Papa Francisco – As igrejas ortodoxas conservaram
a liturgia tão bem, no sentido da adoração. Eles louvam Deus, adoram Deus,
cantam Deus. O tempo não conta. O centro é Deus e isso é uma riqueza. Luz é
oriente. E o ocidente, luxos. O consumismo nos faz tão mal. Quando se lê
Dostoievski, que acho que todos nós devemos ler, precisamos deste ar fresco do
Oriente, desta luz do Oriente.
O que o senhor pretende fazer em relação
ao monsenhor Ricca (acusado de ter amantes) e como o sr. pretende enfrentar
toda esta questão do lobby gay?
Papa Francisco – Sobre monsenhor Ricca, fiz o que
o direito canônico manda fazer, que é a investigação prévia. E nesta
investigação, não tem nada do que o acusam. Não achamos nada. É a minha
resposta. Mas eu gostaria de dizer outra coisa sobre isso.
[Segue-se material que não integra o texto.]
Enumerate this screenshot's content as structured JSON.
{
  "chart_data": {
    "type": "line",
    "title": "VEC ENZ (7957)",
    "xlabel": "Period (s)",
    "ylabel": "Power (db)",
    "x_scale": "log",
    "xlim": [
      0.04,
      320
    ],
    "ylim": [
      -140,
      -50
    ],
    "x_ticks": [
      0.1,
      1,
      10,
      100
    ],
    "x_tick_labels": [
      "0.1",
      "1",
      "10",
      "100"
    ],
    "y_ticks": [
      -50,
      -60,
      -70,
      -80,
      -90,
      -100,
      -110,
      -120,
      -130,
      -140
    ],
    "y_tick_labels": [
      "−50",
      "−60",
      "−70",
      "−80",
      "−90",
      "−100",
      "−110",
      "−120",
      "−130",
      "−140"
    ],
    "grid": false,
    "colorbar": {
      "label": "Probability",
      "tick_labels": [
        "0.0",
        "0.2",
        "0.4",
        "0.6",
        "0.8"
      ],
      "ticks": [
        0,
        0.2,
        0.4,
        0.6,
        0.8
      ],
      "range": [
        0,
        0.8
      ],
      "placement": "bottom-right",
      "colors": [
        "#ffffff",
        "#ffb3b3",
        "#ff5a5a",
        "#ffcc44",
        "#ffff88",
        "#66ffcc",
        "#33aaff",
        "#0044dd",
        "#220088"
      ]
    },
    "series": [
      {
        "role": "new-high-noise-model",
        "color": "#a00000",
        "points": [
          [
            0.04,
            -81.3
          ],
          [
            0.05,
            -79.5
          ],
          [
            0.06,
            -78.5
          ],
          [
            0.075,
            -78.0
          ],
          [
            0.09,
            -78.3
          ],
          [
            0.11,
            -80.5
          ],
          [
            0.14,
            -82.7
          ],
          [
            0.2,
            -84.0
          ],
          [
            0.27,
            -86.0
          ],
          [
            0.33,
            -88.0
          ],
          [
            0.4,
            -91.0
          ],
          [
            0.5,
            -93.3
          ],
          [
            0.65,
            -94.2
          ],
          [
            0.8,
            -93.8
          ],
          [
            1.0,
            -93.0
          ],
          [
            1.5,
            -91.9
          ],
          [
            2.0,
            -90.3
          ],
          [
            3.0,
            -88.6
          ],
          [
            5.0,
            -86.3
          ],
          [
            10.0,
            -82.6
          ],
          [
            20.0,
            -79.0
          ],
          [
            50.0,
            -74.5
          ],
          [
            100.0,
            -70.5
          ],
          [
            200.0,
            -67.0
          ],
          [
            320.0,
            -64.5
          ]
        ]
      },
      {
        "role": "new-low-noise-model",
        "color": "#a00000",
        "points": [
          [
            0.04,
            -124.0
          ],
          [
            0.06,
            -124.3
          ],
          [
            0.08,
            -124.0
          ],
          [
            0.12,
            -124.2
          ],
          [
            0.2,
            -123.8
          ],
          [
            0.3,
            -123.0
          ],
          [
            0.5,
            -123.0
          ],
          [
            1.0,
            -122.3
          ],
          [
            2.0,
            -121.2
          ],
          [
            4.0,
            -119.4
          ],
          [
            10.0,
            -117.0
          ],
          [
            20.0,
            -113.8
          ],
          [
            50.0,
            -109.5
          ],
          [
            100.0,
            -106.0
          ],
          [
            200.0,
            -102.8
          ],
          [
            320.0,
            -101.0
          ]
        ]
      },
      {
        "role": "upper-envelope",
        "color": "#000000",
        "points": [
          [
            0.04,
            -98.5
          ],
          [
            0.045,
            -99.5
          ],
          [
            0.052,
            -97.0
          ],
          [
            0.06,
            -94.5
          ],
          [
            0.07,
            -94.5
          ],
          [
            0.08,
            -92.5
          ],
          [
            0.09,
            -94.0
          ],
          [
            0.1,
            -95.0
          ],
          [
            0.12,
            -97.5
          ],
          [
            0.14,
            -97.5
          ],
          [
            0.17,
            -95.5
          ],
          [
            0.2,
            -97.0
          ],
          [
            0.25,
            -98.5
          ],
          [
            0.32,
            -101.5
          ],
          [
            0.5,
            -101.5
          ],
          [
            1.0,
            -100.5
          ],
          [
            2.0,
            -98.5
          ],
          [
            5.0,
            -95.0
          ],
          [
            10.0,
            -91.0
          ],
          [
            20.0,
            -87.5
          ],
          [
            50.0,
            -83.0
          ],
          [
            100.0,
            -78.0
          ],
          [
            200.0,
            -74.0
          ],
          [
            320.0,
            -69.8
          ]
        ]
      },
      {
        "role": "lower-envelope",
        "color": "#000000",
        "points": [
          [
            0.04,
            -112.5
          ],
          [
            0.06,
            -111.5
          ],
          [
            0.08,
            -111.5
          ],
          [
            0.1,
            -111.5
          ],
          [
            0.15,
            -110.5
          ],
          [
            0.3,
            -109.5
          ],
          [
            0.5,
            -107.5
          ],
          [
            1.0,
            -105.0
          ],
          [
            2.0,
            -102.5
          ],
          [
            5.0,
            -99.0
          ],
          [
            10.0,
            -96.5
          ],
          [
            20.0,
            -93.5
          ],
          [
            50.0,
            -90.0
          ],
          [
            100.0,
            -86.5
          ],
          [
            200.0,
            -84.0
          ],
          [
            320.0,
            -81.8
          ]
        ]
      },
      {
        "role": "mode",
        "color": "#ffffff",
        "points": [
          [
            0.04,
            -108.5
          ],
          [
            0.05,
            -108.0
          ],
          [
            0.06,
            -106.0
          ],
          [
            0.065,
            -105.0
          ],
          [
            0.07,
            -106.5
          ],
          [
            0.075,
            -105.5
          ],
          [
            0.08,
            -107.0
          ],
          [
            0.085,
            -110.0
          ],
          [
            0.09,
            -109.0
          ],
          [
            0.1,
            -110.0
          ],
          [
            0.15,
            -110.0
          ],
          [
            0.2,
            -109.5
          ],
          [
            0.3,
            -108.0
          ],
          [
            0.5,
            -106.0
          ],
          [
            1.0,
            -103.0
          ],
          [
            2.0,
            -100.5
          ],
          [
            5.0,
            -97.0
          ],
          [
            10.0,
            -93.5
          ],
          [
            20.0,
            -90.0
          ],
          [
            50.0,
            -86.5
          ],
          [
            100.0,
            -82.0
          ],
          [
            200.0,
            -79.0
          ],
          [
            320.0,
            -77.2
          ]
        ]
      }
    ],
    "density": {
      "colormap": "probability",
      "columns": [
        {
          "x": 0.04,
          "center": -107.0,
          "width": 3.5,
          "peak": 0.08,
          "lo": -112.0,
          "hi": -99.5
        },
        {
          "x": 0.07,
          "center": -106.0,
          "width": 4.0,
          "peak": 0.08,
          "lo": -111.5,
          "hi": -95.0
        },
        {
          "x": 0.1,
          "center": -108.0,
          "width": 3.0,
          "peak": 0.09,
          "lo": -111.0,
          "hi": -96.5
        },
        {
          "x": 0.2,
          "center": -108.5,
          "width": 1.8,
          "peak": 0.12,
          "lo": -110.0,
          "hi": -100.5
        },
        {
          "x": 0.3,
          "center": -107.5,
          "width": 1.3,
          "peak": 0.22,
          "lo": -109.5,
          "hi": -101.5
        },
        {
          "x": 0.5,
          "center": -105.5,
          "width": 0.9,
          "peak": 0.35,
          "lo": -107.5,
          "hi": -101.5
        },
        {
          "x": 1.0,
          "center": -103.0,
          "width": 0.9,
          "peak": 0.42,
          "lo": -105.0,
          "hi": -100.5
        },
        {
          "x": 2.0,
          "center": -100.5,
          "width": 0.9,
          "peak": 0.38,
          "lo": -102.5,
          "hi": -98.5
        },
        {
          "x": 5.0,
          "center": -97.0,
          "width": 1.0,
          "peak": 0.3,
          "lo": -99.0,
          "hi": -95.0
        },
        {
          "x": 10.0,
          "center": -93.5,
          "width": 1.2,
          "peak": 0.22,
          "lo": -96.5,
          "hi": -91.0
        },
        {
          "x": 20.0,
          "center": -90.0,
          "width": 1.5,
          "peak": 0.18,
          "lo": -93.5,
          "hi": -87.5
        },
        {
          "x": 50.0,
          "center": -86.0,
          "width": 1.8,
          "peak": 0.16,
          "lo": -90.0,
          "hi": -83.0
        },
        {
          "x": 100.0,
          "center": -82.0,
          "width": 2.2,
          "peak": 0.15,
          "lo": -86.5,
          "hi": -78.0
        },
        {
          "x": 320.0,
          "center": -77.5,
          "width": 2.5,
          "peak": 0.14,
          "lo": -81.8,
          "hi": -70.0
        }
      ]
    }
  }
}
Vejo que muitas
vezes na Igreja se busca os pecados de juventude, por exemplo. Abuso de menores
é diferente. Mas, se uma pessoa, seja laica ou padre ou freira, pecou e esconde,
o Senhor perdoa. Quando o Senhor perdoa, o Senhor esquece. E isso é importante
para a nossa vida. Quando vamos confessar e nós dizemos que pecamos, o Senhor
esquece e nós não temos o direito de não esquecer. Isso é um perigo. O que é
importante é uma teologia do pecado. Tantas vezes penso em São Pedro, que
cometeu tantos pecados e venerava Cristo. E este pecador foi transformado em
papa. Neste caso, nós tivemos uma rápida investigação e não encontramos nada.
Vocês vêm muita coisa escrita sobre o lobby gay.
Eu ainda não vi ninguém no Vaticano com uma carteira de identidade do Vaticano
dizendo que é gay. Dizem que há alguns. Acho que quando alguém se vê com uma
pessoa assim devemos distinguir entre o fato de que uma pessoa é gay e fazer um
lobby gay, porque todos os lobbies não são bons. Isso é o que é ruim. Se uma
pessoa é gay e procura Deus e tem boa vontade, quem sou eu, por caridade, pra
julgá-la ? O catecismo da Igreja Católica explica isso muito bem. Diz que eles
não devem ser discriminados por causa disso, mas devem ser integrados na
sociedade. O problema não é ter essa tendência. Não! Devemos ser como irmãos. O
problema é fazer lobby, o lobby dos avaros, o lobby dos políticos, o lobby dos
mações, tantos lobbies. Esse é o pior problema.